Portoghesi con la testa agli spogliatoi, e al 45′ Bruno Alves regala a Müller il sinistro della doppietta, su altro assist di Kroos. Nel secondo tempo la Germania si dedica a esercizi di possesso palla, ma Özil sfiora subito il poker, negato dall’uscita di Rui Patricio, prima di lasciare il posto a Schürrle, che a sua volta originerà il 4-0, con un tiro respinto male da Patricio sul quale si avventerà Müller per la tripletta. Löw pensa al Ghana, mentre Bento perde Coentrao, che si stira e saluta già il Brasile.
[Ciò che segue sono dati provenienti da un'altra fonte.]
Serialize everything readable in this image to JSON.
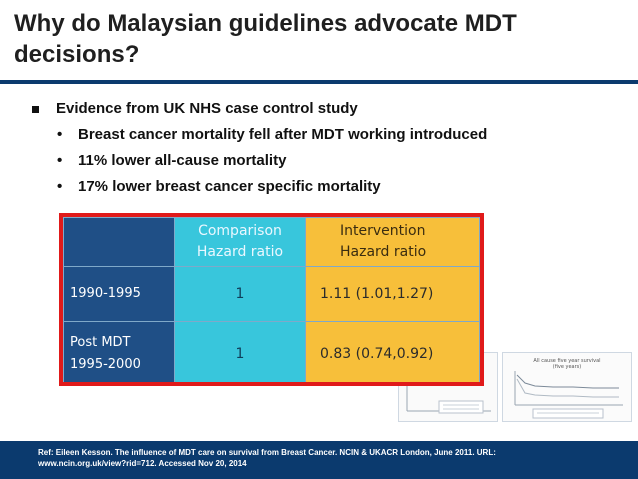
{
  "slide": {
    "title_line1": "Why do Malaysian guidelines advocate MDT",
    "title_line2": "decisions?"
  },
  "bullets": {
    "main": "Evidence from UK NHS case control study",
    "sub": [
      "Breast cancer mortality fell after MDT working introduced",
      "11% lower all-cause mortality",
      "17% lower breast cancer specific mortality"
    ],
    "sub_marker": "•"
  },
  "table": {
    "header_comparison_1": "Comparison",
    "header_comparison_2": "Hazard ratio",
    "header_intervention_1": "Intervention",
    "header_intervention_2": "Hazard ratio",
    "rows": [
      {
        "label_1": "1990-1995",
        "label_2": "",
        "comparison": "1",
        "intervention": "1.11  (1.01,1.27)"
      },
      {
        "label_1": "Post MDT",
        "label_2": "1995-2000",
        "comparison": "1",
        "intervention": "0.83  (0.74,0.92)"
      }
    ]
  },
  "figures": {
    "chart2_title": "All cause five year survival",
    "chart2_subtitle": "(five years)"
  },
  "footer": {
    "ref_line1": "Ref:  Eileen Kesson. The influence of MDT care on survival from Breast Cancer. NCIN & UKACR London, June 2011. URL:",
    "ref_line2": "www.ncin.org.uk/view?rid=712. Accessed Nov 20, 2014"
  },
  "colors": {
    "navy": "#0b3a6e",
    "table_label_bg": "#1f4f86",
    "comparison_bg": "#38c6dc",
    "intervention_bg": "#f7bf3a",
    "highlight_border": "#e01a1a"
  }
}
I compagni potrebbero seguirlo presto.

 

Germania-Portogallo 4-0: pagelle e tabellino

Marcatori: 12′ rig., 45′, 78′ Müller; 32′ Hummels
Germania: Neuer sv; J. Boateng 6, Mertesacker 6, Hummels 6.5 (73′ Mustafi sv), Höwedes 6; Khedira 6.5, Lahm 6.5, Kroos 7; Müller 7.5 (82′ Podolski sv), Götze 7.5, Özil 7 (62′ Schürrle 6). C.t.: J. Löw 6.5.
Portogallo: Rui Patricio 4.5; Joao Pereira 5, Pepe 4, Bruno Alves 4, Fabio Coentrao 5 (66′ Andrè Almeida 6); Raul Meireles 5, Miguel Veloso 5 (46′ Ricardo Costa 5), Moutinho 5; Nani 4, Hugo Almeida 5 (28′ Eder 6), Cristiano Ronaldo 5. C.t.: P. Bento 5.
Arbitro: Mazic (Serbia) 5.5
Ammonito: Joao Pereira
Espulso: Pepe al 38′ per gioco violento.